Un jour, le fléau osa frapper à la porte de très haut et très puissant seigneur du Merlay, Beaumont-Monteux et autres lieux, et prit son âme comme celle de ses manants. La cloche du village avec ses voisines sonnèrent bien fort le glas. Les bonnes gens disaient :

– Hue dia ! hue dia ! le beau glas ! Sûrement M. saint Sébastien entendra.
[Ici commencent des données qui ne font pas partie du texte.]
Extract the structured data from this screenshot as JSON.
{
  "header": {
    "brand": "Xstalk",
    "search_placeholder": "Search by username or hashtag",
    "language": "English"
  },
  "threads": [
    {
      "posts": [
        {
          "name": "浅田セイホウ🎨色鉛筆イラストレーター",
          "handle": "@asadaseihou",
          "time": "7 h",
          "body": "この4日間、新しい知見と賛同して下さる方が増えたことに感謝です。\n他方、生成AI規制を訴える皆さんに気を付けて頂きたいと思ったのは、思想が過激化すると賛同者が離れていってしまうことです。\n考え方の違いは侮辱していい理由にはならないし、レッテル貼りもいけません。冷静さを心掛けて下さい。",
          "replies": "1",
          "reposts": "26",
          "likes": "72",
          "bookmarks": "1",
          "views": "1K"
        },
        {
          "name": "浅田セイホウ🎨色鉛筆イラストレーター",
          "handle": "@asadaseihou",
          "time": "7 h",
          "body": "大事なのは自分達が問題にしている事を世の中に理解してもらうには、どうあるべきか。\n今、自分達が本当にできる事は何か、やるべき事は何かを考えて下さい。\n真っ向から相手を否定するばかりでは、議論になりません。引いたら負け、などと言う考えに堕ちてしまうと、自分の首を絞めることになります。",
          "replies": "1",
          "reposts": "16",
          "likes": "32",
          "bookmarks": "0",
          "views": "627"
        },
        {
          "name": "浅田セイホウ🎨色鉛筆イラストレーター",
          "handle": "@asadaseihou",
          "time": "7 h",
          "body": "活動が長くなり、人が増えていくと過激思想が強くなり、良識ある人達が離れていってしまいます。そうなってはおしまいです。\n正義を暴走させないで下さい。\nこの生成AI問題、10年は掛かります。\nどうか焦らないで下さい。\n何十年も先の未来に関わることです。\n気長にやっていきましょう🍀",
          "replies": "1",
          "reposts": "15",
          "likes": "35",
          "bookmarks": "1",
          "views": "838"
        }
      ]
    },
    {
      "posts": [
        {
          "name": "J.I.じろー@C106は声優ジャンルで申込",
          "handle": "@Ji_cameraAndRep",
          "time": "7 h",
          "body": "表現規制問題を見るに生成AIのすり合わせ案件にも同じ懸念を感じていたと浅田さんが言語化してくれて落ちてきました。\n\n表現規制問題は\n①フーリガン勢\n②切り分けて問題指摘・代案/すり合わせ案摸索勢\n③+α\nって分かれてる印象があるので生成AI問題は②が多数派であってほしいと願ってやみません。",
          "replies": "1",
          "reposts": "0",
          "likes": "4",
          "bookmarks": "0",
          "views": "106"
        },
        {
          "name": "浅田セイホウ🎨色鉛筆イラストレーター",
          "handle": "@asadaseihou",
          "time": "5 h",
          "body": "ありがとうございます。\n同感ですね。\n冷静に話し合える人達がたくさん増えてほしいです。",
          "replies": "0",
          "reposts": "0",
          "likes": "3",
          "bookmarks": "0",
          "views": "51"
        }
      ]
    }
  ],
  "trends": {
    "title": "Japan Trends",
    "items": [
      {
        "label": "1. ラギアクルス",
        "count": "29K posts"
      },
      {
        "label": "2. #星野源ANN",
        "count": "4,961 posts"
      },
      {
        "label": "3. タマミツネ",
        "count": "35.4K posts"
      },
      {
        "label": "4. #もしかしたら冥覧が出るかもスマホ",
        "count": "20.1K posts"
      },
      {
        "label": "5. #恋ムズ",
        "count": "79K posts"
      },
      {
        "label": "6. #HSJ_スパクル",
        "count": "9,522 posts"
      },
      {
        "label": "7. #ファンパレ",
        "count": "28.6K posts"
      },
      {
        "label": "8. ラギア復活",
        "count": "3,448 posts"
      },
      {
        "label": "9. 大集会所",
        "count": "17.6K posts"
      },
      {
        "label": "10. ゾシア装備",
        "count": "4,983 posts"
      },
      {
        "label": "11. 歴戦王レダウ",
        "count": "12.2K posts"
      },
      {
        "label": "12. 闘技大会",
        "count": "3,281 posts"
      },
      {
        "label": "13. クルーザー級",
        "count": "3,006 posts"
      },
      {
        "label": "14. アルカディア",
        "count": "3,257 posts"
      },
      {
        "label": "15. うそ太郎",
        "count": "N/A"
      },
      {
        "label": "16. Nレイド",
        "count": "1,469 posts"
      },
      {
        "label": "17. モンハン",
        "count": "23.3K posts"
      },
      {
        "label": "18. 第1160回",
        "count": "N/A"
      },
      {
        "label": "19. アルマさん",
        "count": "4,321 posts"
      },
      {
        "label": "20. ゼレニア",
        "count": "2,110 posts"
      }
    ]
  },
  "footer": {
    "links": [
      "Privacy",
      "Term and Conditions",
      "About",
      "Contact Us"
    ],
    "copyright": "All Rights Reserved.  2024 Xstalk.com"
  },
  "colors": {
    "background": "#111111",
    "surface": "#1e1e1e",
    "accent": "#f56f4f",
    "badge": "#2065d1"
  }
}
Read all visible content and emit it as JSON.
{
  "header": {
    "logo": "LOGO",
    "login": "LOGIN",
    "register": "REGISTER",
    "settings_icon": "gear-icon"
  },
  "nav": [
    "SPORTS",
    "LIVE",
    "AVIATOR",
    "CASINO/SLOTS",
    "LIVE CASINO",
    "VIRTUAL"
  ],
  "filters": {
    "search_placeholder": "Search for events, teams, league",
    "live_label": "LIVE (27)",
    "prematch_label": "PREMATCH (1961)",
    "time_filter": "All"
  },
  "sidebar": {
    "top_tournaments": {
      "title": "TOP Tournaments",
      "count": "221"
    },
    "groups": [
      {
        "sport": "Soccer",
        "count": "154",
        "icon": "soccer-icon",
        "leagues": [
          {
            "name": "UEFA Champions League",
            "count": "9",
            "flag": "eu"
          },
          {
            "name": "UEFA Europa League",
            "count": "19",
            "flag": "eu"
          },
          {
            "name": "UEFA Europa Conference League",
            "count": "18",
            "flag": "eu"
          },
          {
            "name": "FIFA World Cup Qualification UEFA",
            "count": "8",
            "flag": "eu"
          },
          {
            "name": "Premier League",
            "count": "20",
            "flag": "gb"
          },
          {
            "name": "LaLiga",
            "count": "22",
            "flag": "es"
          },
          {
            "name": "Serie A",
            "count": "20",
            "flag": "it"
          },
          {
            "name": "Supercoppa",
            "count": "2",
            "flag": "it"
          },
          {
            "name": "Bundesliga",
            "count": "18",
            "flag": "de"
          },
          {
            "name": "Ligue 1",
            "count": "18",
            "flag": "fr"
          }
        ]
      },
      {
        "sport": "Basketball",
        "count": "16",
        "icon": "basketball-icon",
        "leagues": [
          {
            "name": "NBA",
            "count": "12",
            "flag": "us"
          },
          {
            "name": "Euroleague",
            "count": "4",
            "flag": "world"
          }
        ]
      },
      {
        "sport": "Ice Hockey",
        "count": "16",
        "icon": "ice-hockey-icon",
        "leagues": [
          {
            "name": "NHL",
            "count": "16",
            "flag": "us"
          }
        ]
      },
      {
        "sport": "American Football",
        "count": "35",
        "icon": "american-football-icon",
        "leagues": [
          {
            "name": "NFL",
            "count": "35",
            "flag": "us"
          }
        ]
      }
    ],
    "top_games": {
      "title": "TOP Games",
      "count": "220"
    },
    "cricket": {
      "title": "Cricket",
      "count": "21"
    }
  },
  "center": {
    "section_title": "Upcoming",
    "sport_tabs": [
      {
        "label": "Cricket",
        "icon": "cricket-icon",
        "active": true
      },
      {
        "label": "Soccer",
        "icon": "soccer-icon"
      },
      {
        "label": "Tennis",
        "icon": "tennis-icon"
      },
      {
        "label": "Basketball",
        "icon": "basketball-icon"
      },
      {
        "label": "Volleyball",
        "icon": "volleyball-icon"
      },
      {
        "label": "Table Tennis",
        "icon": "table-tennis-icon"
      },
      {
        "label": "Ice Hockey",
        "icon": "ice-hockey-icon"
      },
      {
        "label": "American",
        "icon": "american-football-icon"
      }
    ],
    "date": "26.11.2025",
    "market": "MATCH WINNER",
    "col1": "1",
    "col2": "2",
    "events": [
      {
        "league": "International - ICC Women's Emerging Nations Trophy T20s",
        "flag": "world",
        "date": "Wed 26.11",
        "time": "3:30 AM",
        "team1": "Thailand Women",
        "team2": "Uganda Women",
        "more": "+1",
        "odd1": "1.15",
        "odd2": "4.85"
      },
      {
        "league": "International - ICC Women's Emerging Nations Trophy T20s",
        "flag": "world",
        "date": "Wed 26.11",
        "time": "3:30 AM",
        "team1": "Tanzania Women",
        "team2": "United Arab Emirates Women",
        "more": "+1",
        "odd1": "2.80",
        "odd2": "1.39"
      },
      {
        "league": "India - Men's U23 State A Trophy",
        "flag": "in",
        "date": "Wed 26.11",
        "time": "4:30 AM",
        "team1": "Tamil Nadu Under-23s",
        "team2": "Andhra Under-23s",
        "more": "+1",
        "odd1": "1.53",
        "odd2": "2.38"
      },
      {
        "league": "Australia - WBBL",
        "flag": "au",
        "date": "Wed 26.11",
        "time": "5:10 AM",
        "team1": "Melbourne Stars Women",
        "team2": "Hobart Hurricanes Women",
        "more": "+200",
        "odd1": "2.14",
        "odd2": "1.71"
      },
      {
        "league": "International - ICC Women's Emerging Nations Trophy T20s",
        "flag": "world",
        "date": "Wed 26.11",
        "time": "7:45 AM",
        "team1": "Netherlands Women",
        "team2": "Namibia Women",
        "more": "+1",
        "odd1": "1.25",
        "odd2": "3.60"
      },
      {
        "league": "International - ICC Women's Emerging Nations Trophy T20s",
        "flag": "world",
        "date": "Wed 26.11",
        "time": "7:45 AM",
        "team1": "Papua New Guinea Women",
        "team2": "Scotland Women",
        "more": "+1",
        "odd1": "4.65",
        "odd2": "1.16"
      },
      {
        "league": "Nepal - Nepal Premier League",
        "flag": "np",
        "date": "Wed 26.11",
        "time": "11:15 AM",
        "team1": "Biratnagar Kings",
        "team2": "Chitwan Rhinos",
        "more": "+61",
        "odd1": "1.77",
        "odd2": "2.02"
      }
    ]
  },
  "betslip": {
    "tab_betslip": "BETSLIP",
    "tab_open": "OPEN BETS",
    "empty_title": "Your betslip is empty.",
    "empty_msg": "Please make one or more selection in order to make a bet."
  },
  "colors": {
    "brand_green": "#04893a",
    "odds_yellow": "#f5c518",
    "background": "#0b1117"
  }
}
M. saint Sébastien n’entendit pas.

Un autre jour, le fléau alla frapper à la porte de très petit et très pauvre Jeannot Tolli et prit son dernier-né.

Jeannot Tolli le laissa partir comme il avait laissé partir sept de ses fils et, trop vieux pour travailler, trop infirme pour se traîner de porte en porte et demander l’aumône, qu’en ces temps d’effroi chacun donnait pour sauver son âme, Jeannot Tolli ne trouva pas un écu pour faire sonner le glas !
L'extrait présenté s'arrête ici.